Für York Runte, Mitglied des "Arbeitskreises angreifbare Traditionspflege", ist die Gebirgsjäger-Feier auch deswegen problematisch, weil nicht nur Veteranen daran teilnehmen, sondern "leider auch viele junge Bundeswehrler". Diese würden verdrängen, was im Zweiten Weltkrieg geschah, so Runte. Bereits Donnerstagabend positionierte sich in Mittenwald eine Mahnwache, die am Pfingstmontag enden soll.

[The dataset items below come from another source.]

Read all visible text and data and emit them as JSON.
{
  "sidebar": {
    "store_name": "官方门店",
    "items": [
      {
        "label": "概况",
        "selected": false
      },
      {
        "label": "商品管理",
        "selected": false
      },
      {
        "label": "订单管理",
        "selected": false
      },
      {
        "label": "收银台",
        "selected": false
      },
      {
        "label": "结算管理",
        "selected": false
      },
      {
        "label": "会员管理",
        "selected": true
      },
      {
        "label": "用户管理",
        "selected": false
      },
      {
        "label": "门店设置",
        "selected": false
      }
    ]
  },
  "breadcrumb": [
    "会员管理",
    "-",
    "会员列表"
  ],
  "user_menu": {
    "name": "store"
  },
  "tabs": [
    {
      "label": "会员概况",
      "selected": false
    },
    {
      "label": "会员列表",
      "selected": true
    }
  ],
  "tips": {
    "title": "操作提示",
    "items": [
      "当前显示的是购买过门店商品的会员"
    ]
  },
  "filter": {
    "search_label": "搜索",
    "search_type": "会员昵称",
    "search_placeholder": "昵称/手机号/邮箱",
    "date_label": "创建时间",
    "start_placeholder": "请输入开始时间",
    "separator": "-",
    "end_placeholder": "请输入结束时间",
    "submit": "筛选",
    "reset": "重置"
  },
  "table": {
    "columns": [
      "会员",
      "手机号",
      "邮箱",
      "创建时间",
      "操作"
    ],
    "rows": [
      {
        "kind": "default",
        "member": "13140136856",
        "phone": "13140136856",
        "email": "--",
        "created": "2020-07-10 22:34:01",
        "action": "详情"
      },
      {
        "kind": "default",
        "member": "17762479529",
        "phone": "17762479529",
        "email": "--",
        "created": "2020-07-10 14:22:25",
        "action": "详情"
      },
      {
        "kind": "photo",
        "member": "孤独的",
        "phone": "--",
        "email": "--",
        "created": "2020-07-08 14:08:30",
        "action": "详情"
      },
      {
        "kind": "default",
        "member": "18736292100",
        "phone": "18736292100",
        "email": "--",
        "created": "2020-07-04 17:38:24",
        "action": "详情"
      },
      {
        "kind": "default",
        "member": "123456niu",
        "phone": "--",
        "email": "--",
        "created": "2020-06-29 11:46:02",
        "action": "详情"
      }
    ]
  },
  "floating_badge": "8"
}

Gebirgsjäger als Kriegsverbrecher in Griechenland

Die VVN wirft den Gebirgsjägern vor, an zahlreichen Kriegsverbrechen während des Zweiten Weltkriegs beteiligt gewesen zu sein. Feststeht, dass Gebirgstruppen im September 1943 mindestens 4.000 italienische Soldaten in Griechenland töteten. Das Massaker fand auf Kephallenia statt, einem Eiland neben der Insel Ithaka vor der griechischen Westküste.

Kephallenia war damals von Italien besetzt, das unter Mussolini mit Hitler-Deutschland verbündet war. Nachdem der italienische Diktator im Juli abgesetzt worden war, erklärte sein Nachfolger als Regierungschef, Badoglio, am 8. September 1943 den Austritt aus dem Kriegsbündnis mit Berlin. Das Oberkommando der Wehrmacht ordnete danach an, alle Territorien zu besetzen, die von italienischen Truppen gehalten waren und diese zu entwaffnen. Die Italiener auf Kephallenia wollten sich dem aber nicht beugen. Die Wehrmacht antwortete mit einer beispiellosen Blutorgie: Am 21. und 22. September massakrierten die Gebirgsjäger, unter denen sich auch die so genannten "Edelweiß"-Gebirgsjäger aus Mittenwald befanden, mindestens 4.000 Italiener, manche Schätzungen sprechen auch von 5.300 Opfern. Sie wurden mit MG-Feuer niedergemäht, erstochen oder erschlagen. Dem Wehrmachtskenner Gerhard Schreiber zufolge war es "eines der abscheulichsten Kriegsverbrechen".